Apart from Untdi village in Valsad taluka of the district, three other villages – Ghimsa in Umargam Taluka, Chhiri and Kocharva villages in Vapi Taluka – have vaccinated over 90 per cent of their eligible population, according to Valsad District health officer Anil Patel.
Vaccine hesitancy is being seen among the population of two tribal-majority talukas in Valsad district — Dharampur and Kaprada, with a total of 237 villages. “We have asked our taluka development officers here to take the assistance of talatis, sarpanches and local leaders and camp in the villages to change the mentality.”
In Navsari, five tribal villages have covered nearly 99 per cent vaccine-eligible population and as the district development officer Arpit Sagar said, the strategy has been to target one village per taluka.

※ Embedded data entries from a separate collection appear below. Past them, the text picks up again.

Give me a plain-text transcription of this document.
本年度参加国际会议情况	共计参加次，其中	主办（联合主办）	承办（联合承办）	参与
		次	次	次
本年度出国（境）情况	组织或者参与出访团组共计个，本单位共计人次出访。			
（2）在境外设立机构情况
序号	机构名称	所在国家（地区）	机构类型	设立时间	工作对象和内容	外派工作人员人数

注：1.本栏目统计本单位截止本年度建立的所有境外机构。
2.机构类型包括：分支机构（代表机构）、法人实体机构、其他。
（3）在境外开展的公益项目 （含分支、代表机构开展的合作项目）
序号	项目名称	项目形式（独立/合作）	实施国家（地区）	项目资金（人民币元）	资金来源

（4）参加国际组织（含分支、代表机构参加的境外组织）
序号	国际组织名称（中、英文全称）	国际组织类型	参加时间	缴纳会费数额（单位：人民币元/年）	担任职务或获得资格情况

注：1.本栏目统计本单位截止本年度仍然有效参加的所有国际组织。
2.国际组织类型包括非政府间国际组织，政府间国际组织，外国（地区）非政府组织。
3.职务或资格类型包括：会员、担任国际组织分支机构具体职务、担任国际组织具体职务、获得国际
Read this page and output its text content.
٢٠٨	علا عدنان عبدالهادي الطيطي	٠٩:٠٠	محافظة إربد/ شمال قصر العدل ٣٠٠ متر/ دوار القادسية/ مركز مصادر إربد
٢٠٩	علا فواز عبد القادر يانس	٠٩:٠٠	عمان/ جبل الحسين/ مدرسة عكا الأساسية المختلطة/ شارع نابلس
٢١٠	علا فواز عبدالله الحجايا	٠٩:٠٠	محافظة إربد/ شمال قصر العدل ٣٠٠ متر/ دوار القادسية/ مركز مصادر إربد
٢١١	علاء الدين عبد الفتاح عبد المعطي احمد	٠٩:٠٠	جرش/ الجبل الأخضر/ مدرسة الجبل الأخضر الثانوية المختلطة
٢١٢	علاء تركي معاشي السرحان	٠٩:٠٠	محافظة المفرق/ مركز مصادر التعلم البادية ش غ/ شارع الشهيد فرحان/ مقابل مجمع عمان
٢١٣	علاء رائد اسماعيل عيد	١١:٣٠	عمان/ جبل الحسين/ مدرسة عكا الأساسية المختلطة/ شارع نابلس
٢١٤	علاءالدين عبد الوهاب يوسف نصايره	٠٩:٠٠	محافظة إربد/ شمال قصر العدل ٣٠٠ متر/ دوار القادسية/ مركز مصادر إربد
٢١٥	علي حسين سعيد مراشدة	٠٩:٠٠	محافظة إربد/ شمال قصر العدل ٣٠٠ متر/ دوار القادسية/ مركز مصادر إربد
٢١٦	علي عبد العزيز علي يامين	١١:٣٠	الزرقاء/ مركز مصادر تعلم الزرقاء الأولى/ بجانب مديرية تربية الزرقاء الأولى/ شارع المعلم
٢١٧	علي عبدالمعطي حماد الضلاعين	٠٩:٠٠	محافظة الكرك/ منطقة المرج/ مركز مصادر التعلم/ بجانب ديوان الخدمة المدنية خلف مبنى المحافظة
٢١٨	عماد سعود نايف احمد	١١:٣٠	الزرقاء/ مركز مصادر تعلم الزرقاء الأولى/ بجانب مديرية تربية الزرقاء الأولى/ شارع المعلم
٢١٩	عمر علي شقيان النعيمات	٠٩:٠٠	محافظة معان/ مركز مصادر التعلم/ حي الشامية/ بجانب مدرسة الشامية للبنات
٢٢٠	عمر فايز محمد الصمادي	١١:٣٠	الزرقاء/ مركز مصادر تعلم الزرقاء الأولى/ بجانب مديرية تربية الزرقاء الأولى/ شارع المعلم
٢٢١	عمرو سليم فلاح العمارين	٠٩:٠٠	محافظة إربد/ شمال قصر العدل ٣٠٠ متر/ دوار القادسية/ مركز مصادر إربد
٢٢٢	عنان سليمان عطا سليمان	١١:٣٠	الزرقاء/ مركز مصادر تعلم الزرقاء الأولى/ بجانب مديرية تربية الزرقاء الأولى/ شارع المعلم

These villages include Patapor village in Navsari taluka, Barolia village in Chikhli taluka, Kelia village in Vansda taluka, Mohanpur village in Gandevi taluka and Bhutsar village in Jalalpore taluka. Only Khergam taluka remains to see a village nearly 100 percent covered with the first dose. The five villages combined have administered 4,346 first doses, ranging from 450 doses in Paratpor village, 1,459 doses in Barolia, 1,104 doses in Kelia, 868 doses in Mohanpur and 465 doses in Bhutsad.
Sagar explains, “Once we cover one village per taluka, the IEC becomes easier to convince people to take the vaccine. We have also been trying to convince people by telling them that what happened in the second wave, can happen in a possible third wave, if they do not get vaccinated. Being tribal dominated villages, the population at large believes in bhagat bhuvas (quacks) and have more faith in traditional methods. So we are working with an aim to convince the bhagat bhuvas, who in turn can then convince the villagers. If bhagat bhuvas are convinced, it becomes easier for us to reach out. In some villages, the villagers listen to sarpanches, in some others, they listen to bhagat bhuvas. We are approaching leaders accordingly, including religious and political leaders, as well as NGOs.”
Apart from the targeted approach, Sagar also adds that when the vaccination opened for those above 60 years of age as well as subsequent opening for those above 45 years of age, the acceptance remained poor. However, with an eager younger population, among whom vaccine acceptance is better, the elderly too are now turning up.